Ok, no.  Because I'd like to keep the distinction between intelligence and
intellect clear.  Abstraction is intellectual.  Krimel pointed once  to a
study which used the fact of which animal subjects recognized themselves in
a mirror, which I don't think is a complete or conclusive test of
intellectual capacity, but I appreciate the idea, the conceptualization of
the problem "where does conceptualization begin?"

But intelligence is a different thing.   Let's illustrate with an organism a
bit up the scale from an amoeba - but not so high on the ladder to be
obvious - the lowly earthworm.

Now I'd argue that worm, crawling in the dirt, in its choices and
adaptations exhibits intelligence in its behaviors.  Now could this worm's
behaviors be replicated artificially?  For the sake of my point, we'll say
yes.  This robotic worm would then be artificially intelligent, the real
worm would be naturally intelligent, but either would be intelligent by
virtue of it's capacity to gather information about the environment and then
make purposive decisions in the service of continuuing it's own discrete
pattern.

That seems like a useful enough definition and and explanation of
intelligence and is in fact, THE distinguishing characteristic of life.

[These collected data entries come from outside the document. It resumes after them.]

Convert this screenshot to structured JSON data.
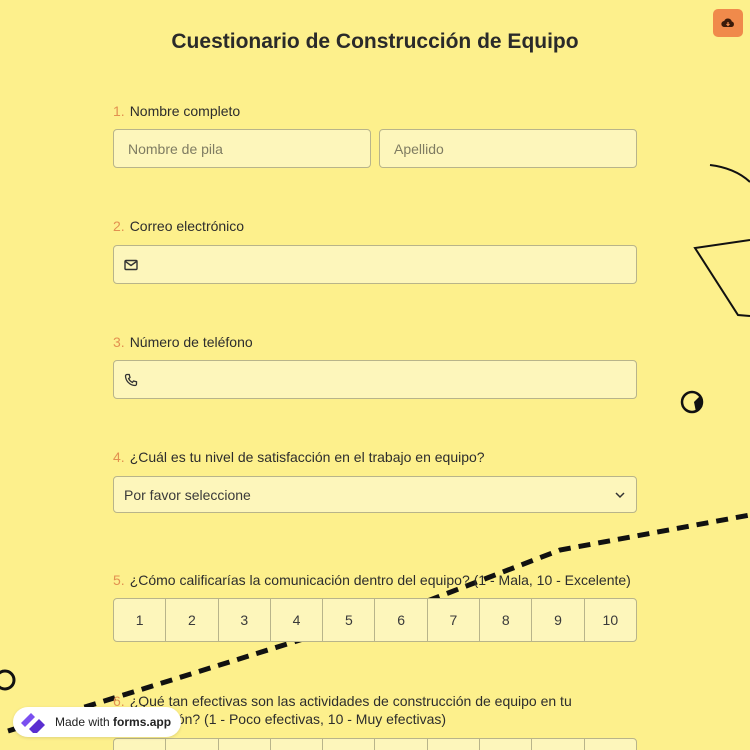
{
  "form": {
    "title": "Cuestionario de Construcción de Equipo"
  },
  "questions": [
    {
      "number": "1.",
      "label": "Nombre completo",
      "first_placeholder": "Nombre de pila",
      "last_placeholder": "Apellido"
    },
    {
      "number": "2.",
      "label": "Correo electrónico",
      "icon": "envelope-icon"
    },
    {
      "number": "3.",
      "label": "Número de teléfono",
      "icon": "phone-icon"
    },
    {
      "number": "4.",
      "label": "¿Cuál es tu nivel de satisfacción en el trabajo en equipo?",
      "select_value": "Por favor seleccione"
    },
    {
      "number": "5.",
      "label": "¿Cómo calificarías la comunicación dentro del equipo? (1 - Mala, 10 - Excelente)",
      "options": [
        "1",
        "2",
        "3",
        "4",
        "5",
        "6",
        "7",
        "8",
        "9",
        "10"
      ]
    },
    {
      "number": "6.",
      "label_line1": "¿Qué tan efectivas son las actividades de construcción de equipo en tu",
      "label_line2": "organización? (1 - Poco efectivas, 10 - Muy efectivas)"
    }
  ],
  "badge": {
    "prefix": "Made with ",
    "brand": "forms.app"
  },
  "colors": {
    "background": "#fdf08c",
    "field": "#fdf6bb",
    "accent_number": "#e29150",
    "cloud_button": "#f08a4b"
  }
}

I really did think Pirsig made this point.  I'm not so sure Horse is right
in his disavowal of Platt's correctness, because I feel like I recall
something along the lines of what Platt is saying.

And it makes sense to me, regardless, so there's that as well.





>
> That is, "thinking" is a very specific way certain complex species have to
> respond to their environment. I'd further argue that this is enabled by the
> sociality of the species. Animals, for example, that evidence greater social
> participation also evident greater "thinking". Dogs, dolphins, apes, etc.
> all appear to "think" more robustly than fruit flies. This is an interesting
> tangent, which would take us into "bee-think" (since bee populations have
> been mentioned here).
>
>
I'm very interested in the idea that rudiments of intellection have their
genesis in social relations of a certain type.  Not bees and ants, but
infant socialization which creates the first intellectual insight of "self".

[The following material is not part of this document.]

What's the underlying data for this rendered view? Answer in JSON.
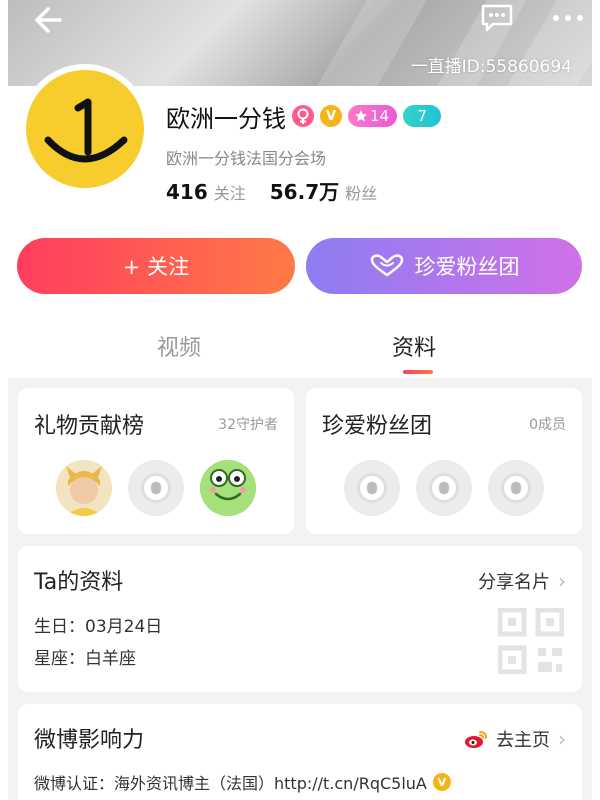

> And if you're suggesting that "Quality thinks", then you've just made
> Quality directly into Platt's Qualigod.
>
>
Well I don't think the levels are created from the bottom up, Arlo.  matter
doesn't organize itself into life, life organizes matter to its own ends.
 And on up the scale we go, with the levels above creative of the levels
below.  Doesn't take much for me to extrapolate that to some super-human
force of DQ which is creative of intellect - smacks of spirits, right?

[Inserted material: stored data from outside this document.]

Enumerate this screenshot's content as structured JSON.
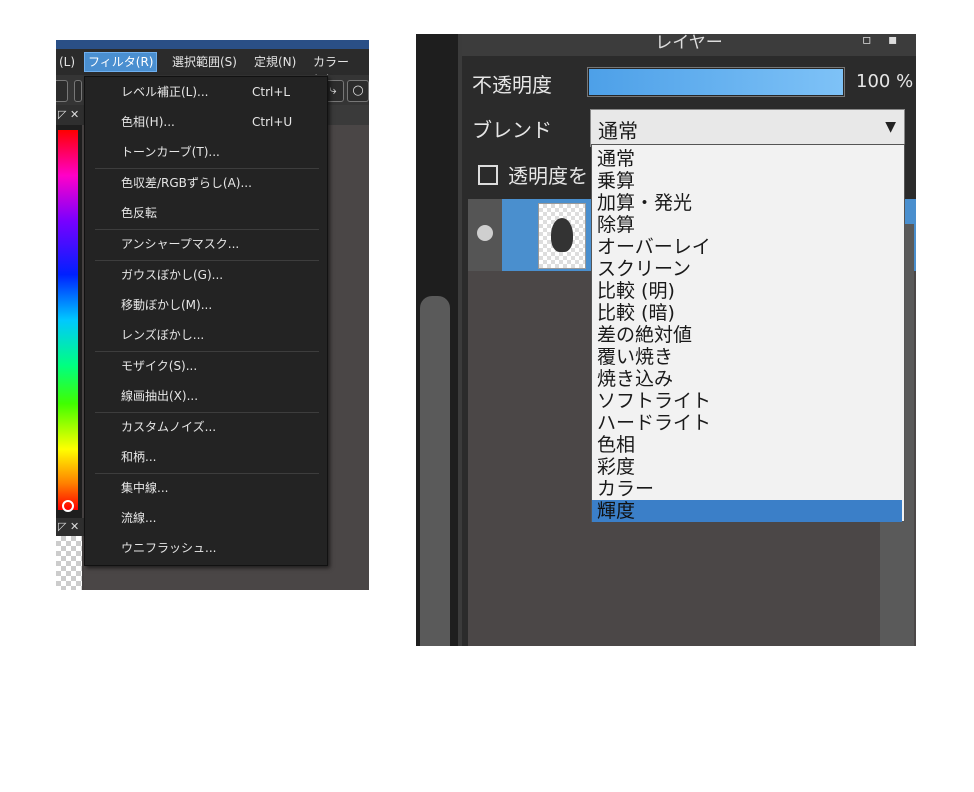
{
  "filter_window": {
    "menubar": [
      {
        "label": "(L)"
      },
      {
        "label": "フィルタ(R)",
        "active": true
      },
      {
        "label": "選択範囲(S)"
      },
      {
        "label": "定規(N)"
      },
      {
        "label": "カラー(C)"
      }
    ],
    "panel_icons": [
      "pin-icon",
      "close-icon"
    ],
    "filter_menu": {
      "items": [
        {
          "label": "レベル補正(L)...",
          "shortcut": "Ctrl+L"
        },
        {
          "label": "色相(H)...",
          "shortcut": "Ctrl+U"
        },
        {
          "label": "トーンカーブ(T)...",
          "shortcut": ""
        },
        {
          "label": "色収差/RGBずらし(A)...",
          "shortcut": ""
        },
        {
          "label": "色反転",
          "shortcut": ""
        },
        {
          "label": "アンシャープマスク...",
          "shortcut": ""
        },
        {
          "label": "ガウスぼかし(G)...",
          "shortcut": ""
        },
        {
          "label": "移動ぼかし(M)...",
          "shortcut": ""
        },
        {
          "label": "レンズぼかし...",
          "shortcut": ""
        },
        {
          "label": "モザイク(S)...",
          "shortcut": ""
        },
        {
          "label": "線画抽出(X)...",
          "shortcut": ""
        },
        {
          "label": "カスタムノイズ...",
          "shortcut": ""
        },
        {
          "label": "和柄...",
          "shortcut": ""
        },
        {
          "label": "集中線...",
          "shortcut": ""
        },
        {
          "label": "流線...",
          "shortcut": ""
        },
        {
          "label": "ウニフラッシュ...",
          "shortcut": ""
        }
      ]
    }
  },
  "layer_window": {
    "title": "レイヤー",
    "opacity": {
      "label": "不透明度",
      "value": 100,
      "value_text": "100 %"
    },
    "blend": {
      "label": "ブレンド",
      "current": "通常",
      "options": [
        "通常",
        "乗算",
        "加算・発光",
        "除算",
        "オーバーレイ",
        "スクリーン",
        "比較 (明)",
        "比較 (暗)",
        "差の絶対値",
        "覆い焼き",
        "焼き込み",
        "ソフトライト",
        "ハードライト",
        "色相",
        "彩度",
        "カラー",
        "輝度"
      ],
      "highlighted": "輝度"
    },
    "transparency_lock_label": "透明度を"
  },
  "colors": {
    "accent": "#4a8fd0",
    "menu_bg": "#232323",
    "dropdown_highlight": "#3b7fc8"
  }
}
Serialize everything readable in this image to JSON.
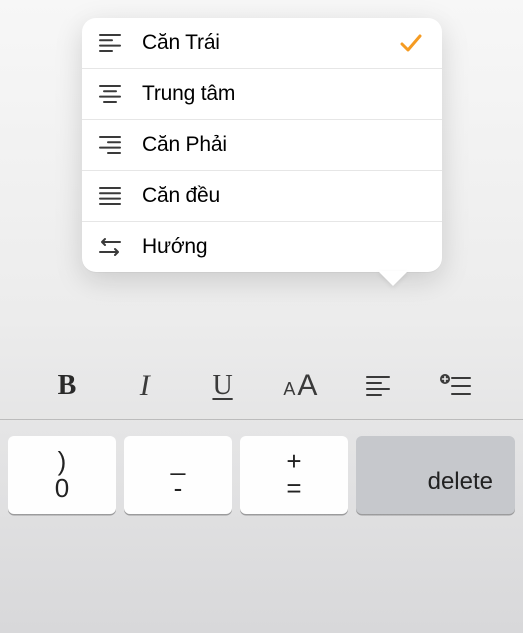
{
  "menu": {
    "items": [
      {
        "label": "Căn Trái",
        "selected": true
      },
      {
        "label": "Trung tâm",
        "selected": false
      },
      {
        "label": "Căn Phải",
        "selected": false
      },
      {
        "label": "Căn đều",
        "selected": false
      },
      {
        "label": "Hướng",
        "selected": false
      }
    ]
  },
  "toolbar": {
    "bold": "B",
    "italic": "I",
    "underline": "U"
  },
  "keyboard": {
    "key1_top": ")",
    "key1_bot": "0",
    "key2_top": "_",
    "key2_bot": "-",
    "key3_top": "+",
    "key3_bot": "=",
    "delete_label": "delete"
  },
  "colors": {
    "accent": "#f59b22"
  }
}
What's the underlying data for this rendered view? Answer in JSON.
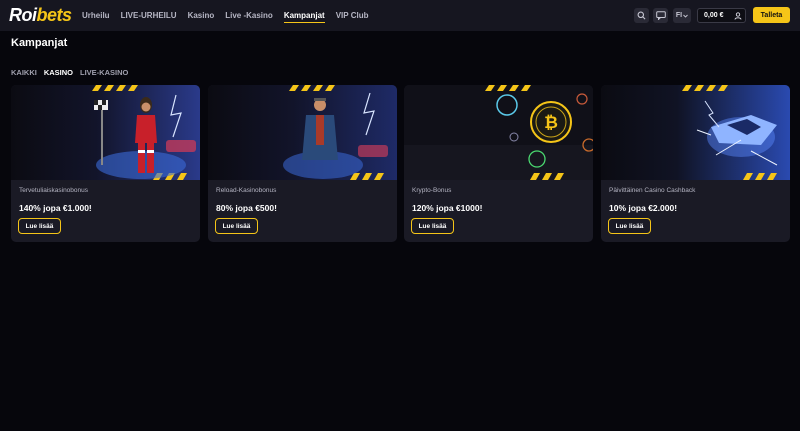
{
  "header": {
    "logo_part1": "Roi",
    "logo_part2": "bets",
    "nav": [
      "Urheilu",
      "LIVE-URHEILU",
      "Kasino",
      "Live -Kasino",
      "Kampanjat",
      "VIP Club"
    ],
    "active_nav": "Kampanjat",
    "language": "FI",
    "balance": "0,00 €",
    "deposit_label": "Talleta"
  },
  "page": {
    "title": "Kampanjat",
    "filters": [
      "KAIKKI",
      "KASINO",
      "LIVE-KASINO"
    ],
    "active_filter": "KASINO"
  },
  "cards": [
    {
      "subtitle": "Tervetuliaiskasinobonus",
      "title": "140% jopa €1.000!",
      "button": "Lue lisää"
    },
    {
      "subtitle": "Reload-Kasinobonus",
      "title": "80% jopa €500!",
      "button": "Lue lisää"
    },
    {
      "subtitle": "Krypto-Bonus",
      "title": "120% jopa €1000!",
      "button": "Lue lisää"
    },
    {
      "subtitle": "Päivittäinen Casino Cashback",
      "title": "10% jopa €2.000!",
      "button": "Lue lisää"
    }
  ],
  "colors": {
    "accent": "#f5c518",
    "background": "#06060c",
    "header": "#161620",
    "card": "#1a1a25"
  },
  "icons": [
    "search-icon",
    "chat-icon",
    "chevron-down-icon",
    "user-icon"
  ]
}
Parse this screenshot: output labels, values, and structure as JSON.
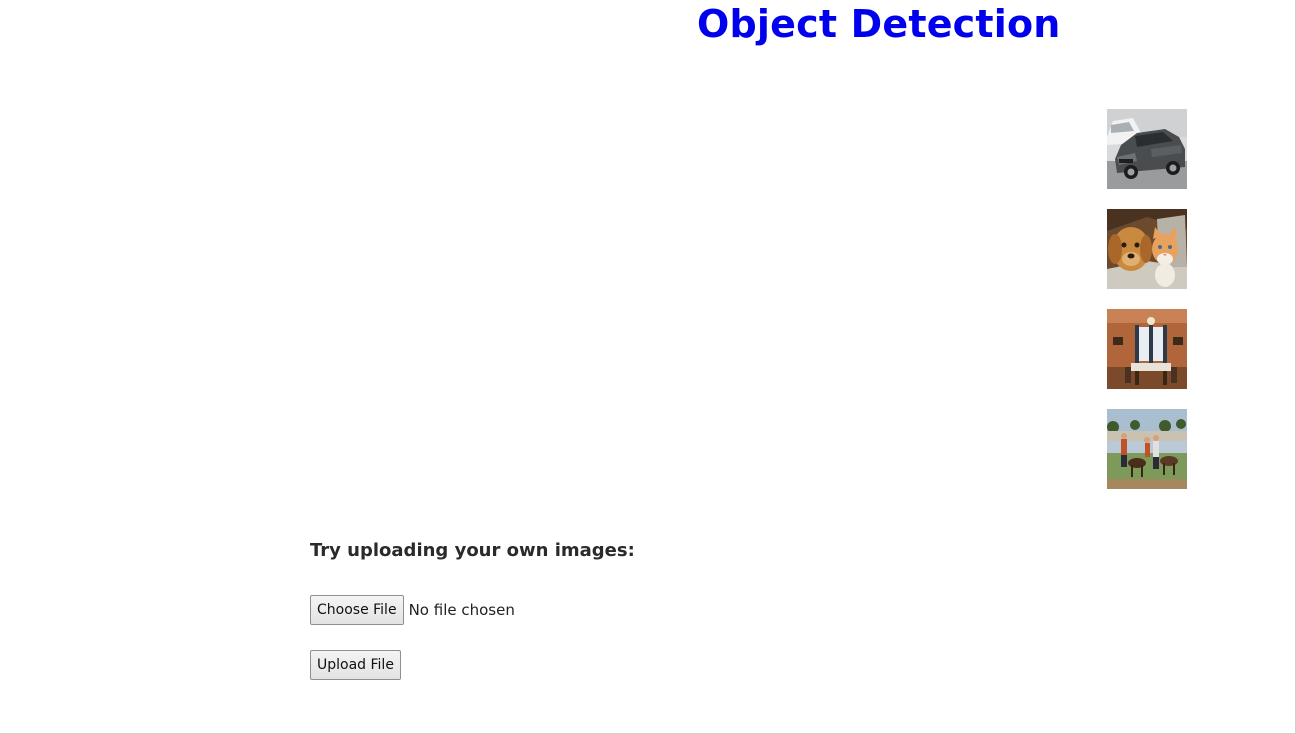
{
  "page": {
    "title": "Object Detection",
    "title_color": "#0000ee"
  },
  "samples": [
    {
      "icon": "car-thumbnail"
    },
    {
      "icon": "dog-and-cat-thumbnail"
    },
    {
      "icon": "dining-room-thumbnail"
    },
    {
      "icon": "people-with-horses-thumbnail"
    }
  ],
  "upload": {
    "heading": "Try uploading your own images:",
    "choose_label": "Choose File",
    "file_status": "No file chosen",
    "upload_label": "Upload File"
  }
}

But spirits and ghosts and gods have been part of humanity's story since
history began, and dismissing them blithely as mythos misses the point, imo.
 They are just as real as the laws of gravity.


> [Arlo]
> Well, saying "everything is intelligent against an intelligent matrix" just
> makes the distinction of intelligence meaningless. At the point where
> everything is intelligent what does it even mean? Its like saying
> "everything is purple". If that's so, then "purple" is a distinction without
> a difference.
>

John:

I agree completely.  Saying everything is intelligent ruins the concept.
 Saying everything in it's complete wholeness is intelligence writ large,
still has a certain appeal.


Arlo:


> Of course, you could introduce some sort of scale, which I had already done
> in discussing the evolutionary trajectory of response-repertoires. Cells are
> "more intelligent" than protons, and humans are "more intelligent" than
> cells, etc. But since "intelligence" has already been reduced to "response",
> what's the point of the term?
>
>

Why, to prove how smart we are, of course!